On a wall of our hallowed halls of academia in Almaty, Kazakhstan are photos which depict “patriots” who served on the Front of the “Great Patriotic War.”  We, as westeners, know it simply as World War II and did not buy into the coinage of these words promoted by Stalin’s propaganda machine.  The root word in Russian for “Fatherland” seems interchangeable with “father” and “patriot.”

What seems a paradox to me is that Kazakhs have a deep and abiding love for their forefathers.  To be a good Kazakh means you know your ancestral line seven generations back and can recite their names.  (I’ve met some Kazakhs who are proud to know the names going back 11 generations.)   Anyway, I’ve been recently reading journal articles concerning the deportation of nationalities into Kazakhstan, thanks to Stalin’s edict.  Better felt as a “deportation dumpground” because of the mixture of Korean, Ukrainian, German, Russian into the different tribes of Kazakhs. 

Currently over 100 nationalities are represented in Kazakhstan but decades ago some of these were people who were yanked out of their homeland and forcefully “deposited” in Kazakhstan.  Unfortunately, many did not survive travelling to the steppes of Kazakhstan but thanks to the bigheartedness of the Kazakhs, others did. 

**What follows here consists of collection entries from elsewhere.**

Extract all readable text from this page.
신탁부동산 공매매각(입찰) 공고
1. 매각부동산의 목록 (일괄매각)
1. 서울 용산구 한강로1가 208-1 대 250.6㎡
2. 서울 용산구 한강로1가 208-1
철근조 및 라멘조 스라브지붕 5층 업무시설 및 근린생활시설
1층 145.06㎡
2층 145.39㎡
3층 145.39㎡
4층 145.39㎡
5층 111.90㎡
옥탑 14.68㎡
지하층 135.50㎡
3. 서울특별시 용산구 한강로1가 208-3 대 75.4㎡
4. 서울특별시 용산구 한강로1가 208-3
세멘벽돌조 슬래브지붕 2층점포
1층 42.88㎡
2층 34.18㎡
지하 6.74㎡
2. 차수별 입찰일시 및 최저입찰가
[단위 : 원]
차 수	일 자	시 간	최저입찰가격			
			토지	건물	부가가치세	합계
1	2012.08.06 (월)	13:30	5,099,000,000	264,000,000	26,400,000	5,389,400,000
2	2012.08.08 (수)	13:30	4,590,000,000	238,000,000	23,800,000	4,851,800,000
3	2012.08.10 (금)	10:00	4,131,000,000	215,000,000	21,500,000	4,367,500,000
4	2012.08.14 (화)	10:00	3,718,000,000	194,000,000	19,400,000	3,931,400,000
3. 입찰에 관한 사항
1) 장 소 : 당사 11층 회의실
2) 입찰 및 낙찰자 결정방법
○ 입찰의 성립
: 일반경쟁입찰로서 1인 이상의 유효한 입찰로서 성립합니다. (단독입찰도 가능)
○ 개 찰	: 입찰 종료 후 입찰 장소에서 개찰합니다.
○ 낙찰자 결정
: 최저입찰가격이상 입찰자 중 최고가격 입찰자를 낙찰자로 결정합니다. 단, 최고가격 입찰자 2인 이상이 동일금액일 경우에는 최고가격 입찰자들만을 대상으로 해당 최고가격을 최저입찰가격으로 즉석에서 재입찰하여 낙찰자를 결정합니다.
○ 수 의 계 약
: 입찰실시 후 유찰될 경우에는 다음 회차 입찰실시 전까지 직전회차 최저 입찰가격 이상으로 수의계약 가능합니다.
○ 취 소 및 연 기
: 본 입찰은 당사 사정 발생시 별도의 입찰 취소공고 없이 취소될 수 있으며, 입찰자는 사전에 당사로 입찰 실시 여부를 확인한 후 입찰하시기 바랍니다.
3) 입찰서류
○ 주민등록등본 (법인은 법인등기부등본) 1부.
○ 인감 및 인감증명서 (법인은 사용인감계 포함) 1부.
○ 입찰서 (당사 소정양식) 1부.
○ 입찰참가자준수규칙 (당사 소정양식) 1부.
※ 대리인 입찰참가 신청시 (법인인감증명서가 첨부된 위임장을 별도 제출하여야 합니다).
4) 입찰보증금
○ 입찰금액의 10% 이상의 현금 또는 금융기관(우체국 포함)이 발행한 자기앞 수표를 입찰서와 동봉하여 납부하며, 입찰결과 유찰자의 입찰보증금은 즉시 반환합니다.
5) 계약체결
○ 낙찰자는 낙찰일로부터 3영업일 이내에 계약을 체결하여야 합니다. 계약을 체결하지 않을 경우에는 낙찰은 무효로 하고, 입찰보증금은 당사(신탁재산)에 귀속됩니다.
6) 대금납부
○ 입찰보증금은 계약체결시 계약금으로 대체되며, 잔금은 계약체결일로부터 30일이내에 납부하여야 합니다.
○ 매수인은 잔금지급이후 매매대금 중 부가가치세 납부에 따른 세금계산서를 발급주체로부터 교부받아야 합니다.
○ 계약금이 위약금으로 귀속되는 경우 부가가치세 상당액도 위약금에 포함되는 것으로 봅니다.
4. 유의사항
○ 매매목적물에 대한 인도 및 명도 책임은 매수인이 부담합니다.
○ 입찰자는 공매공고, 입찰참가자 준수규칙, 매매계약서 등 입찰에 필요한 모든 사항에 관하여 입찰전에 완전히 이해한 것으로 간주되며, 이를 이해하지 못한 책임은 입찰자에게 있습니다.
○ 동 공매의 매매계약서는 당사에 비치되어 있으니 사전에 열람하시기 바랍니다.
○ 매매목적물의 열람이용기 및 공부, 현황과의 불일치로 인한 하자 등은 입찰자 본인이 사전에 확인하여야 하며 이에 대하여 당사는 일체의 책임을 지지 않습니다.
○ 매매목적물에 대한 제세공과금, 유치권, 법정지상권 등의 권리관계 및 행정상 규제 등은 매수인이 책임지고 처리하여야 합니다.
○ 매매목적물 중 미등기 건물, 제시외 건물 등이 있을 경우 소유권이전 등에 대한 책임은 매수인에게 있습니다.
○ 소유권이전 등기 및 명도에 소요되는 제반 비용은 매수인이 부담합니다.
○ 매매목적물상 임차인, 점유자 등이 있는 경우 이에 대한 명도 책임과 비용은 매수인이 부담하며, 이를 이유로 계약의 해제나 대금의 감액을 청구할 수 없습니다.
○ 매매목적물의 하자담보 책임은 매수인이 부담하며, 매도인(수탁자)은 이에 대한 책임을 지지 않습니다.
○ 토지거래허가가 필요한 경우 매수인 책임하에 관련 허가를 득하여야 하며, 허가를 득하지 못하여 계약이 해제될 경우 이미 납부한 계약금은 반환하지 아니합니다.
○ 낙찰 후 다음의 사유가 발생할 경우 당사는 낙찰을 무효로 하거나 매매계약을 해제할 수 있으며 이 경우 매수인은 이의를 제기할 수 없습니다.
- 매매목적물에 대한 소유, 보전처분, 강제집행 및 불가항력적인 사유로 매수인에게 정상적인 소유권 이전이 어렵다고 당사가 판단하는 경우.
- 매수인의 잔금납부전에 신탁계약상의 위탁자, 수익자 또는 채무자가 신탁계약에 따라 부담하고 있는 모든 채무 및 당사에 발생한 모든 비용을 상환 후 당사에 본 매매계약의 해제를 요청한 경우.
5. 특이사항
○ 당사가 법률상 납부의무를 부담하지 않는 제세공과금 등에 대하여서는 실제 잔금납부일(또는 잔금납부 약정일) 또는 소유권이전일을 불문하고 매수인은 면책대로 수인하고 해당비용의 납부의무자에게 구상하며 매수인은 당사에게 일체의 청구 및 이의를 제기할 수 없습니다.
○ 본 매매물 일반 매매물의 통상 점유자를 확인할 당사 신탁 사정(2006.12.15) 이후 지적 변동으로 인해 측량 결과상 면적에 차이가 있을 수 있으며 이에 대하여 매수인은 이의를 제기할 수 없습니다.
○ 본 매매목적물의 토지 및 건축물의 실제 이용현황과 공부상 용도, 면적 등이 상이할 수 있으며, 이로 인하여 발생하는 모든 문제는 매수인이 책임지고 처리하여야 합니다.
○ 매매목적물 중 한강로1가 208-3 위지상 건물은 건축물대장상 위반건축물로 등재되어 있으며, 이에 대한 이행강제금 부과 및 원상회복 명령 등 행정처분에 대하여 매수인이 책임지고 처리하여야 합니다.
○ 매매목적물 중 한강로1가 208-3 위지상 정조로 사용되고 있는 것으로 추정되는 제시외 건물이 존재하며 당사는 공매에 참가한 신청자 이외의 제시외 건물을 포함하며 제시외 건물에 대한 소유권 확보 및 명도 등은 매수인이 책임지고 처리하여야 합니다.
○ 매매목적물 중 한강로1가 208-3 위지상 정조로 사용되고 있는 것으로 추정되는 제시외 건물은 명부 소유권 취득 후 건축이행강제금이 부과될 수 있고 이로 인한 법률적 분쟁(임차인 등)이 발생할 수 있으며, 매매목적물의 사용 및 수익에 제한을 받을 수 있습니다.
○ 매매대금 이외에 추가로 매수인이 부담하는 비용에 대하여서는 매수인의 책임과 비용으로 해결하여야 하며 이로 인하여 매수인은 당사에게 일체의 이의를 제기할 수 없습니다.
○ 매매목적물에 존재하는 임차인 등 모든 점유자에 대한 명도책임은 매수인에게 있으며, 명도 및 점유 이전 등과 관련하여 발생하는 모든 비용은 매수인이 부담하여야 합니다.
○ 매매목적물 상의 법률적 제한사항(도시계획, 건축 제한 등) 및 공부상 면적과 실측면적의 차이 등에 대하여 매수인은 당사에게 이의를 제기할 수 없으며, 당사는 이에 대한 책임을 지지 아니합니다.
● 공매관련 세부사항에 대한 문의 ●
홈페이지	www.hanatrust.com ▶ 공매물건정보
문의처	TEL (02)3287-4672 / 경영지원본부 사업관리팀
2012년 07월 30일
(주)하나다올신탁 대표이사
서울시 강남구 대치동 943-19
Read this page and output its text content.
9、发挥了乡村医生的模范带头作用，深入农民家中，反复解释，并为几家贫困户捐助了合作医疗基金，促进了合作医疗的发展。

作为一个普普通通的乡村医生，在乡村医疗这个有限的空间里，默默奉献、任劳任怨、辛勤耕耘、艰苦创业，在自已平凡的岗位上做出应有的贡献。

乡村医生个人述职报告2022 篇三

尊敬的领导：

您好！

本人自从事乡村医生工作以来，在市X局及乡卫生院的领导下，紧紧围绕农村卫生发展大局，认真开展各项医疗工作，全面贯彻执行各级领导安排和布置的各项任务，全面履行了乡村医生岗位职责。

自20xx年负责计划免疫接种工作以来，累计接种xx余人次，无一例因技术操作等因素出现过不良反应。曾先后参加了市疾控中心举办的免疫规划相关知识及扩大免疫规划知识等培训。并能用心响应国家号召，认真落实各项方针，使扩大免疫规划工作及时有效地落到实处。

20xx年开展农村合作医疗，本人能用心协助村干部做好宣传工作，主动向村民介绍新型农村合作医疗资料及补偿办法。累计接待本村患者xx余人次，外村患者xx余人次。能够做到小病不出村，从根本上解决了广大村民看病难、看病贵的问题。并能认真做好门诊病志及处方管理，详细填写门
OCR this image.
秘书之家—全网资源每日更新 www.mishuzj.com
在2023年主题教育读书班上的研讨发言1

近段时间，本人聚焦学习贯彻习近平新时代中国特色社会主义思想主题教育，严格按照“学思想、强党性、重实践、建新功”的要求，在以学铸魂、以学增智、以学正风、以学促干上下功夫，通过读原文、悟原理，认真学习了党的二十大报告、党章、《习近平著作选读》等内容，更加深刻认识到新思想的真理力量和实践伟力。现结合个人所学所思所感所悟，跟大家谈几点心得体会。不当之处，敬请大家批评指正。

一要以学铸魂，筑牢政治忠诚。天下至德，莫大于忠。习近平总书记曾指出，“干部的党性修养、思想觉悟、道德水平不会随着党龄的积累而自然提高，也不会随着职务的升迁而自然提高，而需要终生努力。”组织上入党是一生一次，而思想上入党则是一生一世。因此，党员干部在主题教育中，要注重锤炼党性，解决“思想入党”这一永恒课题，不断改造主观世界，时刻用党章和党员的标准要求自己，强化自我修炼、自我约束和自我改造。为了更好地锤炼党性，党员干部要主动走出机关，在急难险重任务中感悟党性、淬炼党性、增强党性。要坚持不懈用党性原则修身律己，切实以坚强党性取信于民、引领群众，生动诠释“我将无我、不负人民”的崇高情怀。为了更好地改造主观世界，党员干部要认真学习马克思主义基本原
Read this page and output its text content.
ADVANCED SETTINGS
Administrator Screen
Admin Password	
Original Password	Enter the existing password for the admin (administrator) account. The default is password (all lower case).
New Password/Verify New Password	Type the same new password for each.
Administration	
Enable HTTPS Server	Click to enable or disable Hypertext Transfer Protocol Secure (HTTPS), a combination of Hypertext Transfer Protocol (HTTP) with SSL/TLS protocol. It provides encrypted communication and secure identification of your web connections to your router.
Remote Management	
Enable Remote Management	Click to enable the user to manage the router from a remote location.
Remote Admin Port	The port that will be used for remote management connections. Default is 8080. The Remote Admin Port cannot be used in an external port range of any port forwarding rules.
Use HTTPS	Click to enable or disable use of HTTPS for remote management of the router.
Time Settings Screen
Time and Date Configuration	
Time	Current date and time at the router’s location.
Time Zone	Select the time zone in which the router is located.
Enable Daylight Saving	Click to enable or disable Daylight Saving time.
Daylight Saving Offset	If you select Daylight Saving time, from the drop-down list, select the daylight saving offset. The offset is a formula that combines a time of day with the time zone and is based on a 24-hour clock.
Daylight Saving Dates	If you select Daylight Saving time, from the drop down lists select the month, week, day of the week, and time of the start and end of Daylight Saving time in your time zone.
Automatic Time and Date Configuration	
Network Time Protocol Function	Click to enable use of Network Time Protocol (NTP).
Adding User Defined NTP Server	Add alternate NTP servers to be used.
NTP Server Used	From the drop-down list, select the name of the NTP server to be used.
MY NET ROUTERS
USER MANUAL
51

I am waiting for a sequel to the book by Mukhamet Shayakhmetov which would help explain how his Kazakh family had everything taken from them but yet he fought for the Soviet Union’s “Fatherland.”  Miraculously, he survived the Great Patriotic War.  His book in English(translated from the Russian book “Sudba” = Destiny) only covers how he and his family survived the starvation period of the 1930s and up to his fighting and returning home after the war when he was about age 21. 

That’s about the age of tomorrow’s graduates who have led a very sheltered life compared to Shayakhmetov.  At our auspicious occasion of watching nearly 500 graduates cross the stage, I’ll see many different nationalities represented.  I’ll be imagining the stories these young people have in their families which sadly are being silenced with the passage of time. What is the destiny of these young people?  I hope there are more young patriots like Shayakhmetov who will rise up and write for the rest of world to read what happened under a tyrannical government such as the former Soviet Union.  Not a TRUE Fatherland for patriots, that’s for sure.